“Heartbreak Ridge” is a rarely generous serving of red meat to Eastwood’s fanbase. He stars as Gunnery Sergeant Tom Highway, a Korean War hero who’s spent the majority of his post-combat career in a bottle of booze. When Highway gets the opportunity to set up shop at his old stomping grounds in Camp Lejeune, North Carolina, he finds himself at odds with a hostile commanding officer (Everett McGill), who assigns him to the laziest unit on base. Highway, determined to shape up, goes to work on his layabout charges, but his achievement will ring hollow if he doesn’t reconcile with his ex-wife, Aggie Highway (Mason).
Mason had been nominated for four Academy Awards prior to getting cast in “Heartbreak Ridge,” and this was her first film role since she divorced playwright Neil Simon in 1983. So there’s some added stink on her fastball when, in response to Tom’s bon mot “You never talked dirty like that when we were married,” she fires back, “Yes, I did; you were just never around to hear it.”
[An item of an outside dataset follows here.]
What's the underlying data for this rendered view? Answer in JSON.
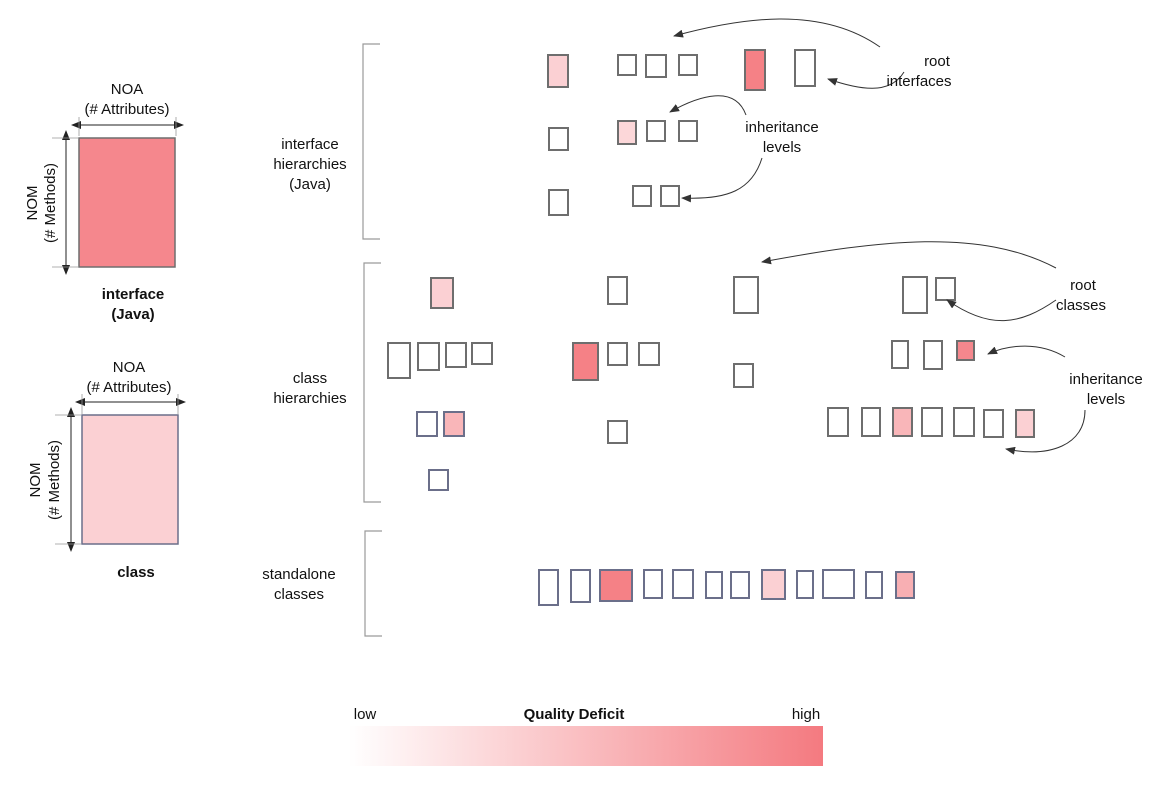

In an interview with Roger Ebert, Eastwood said he saw old-school, movie-star toughness in Mason. As he said:
“The stronger the participation of the female characters, the better the movie. They knew that in the old days when women stars were equally as important as men. [Katherine] Hepburn, [Bette] Davis, [Claudette] Colbert. They had great faces and great voices. By the 1950s, somehow all the female roles became sort of glorified gals in blue jeans at the next-door barbecue. They’d lost their strength. Now they get a few lines, a little sex scene, and that’s the end of it. I’m a lot more interested in women than that.”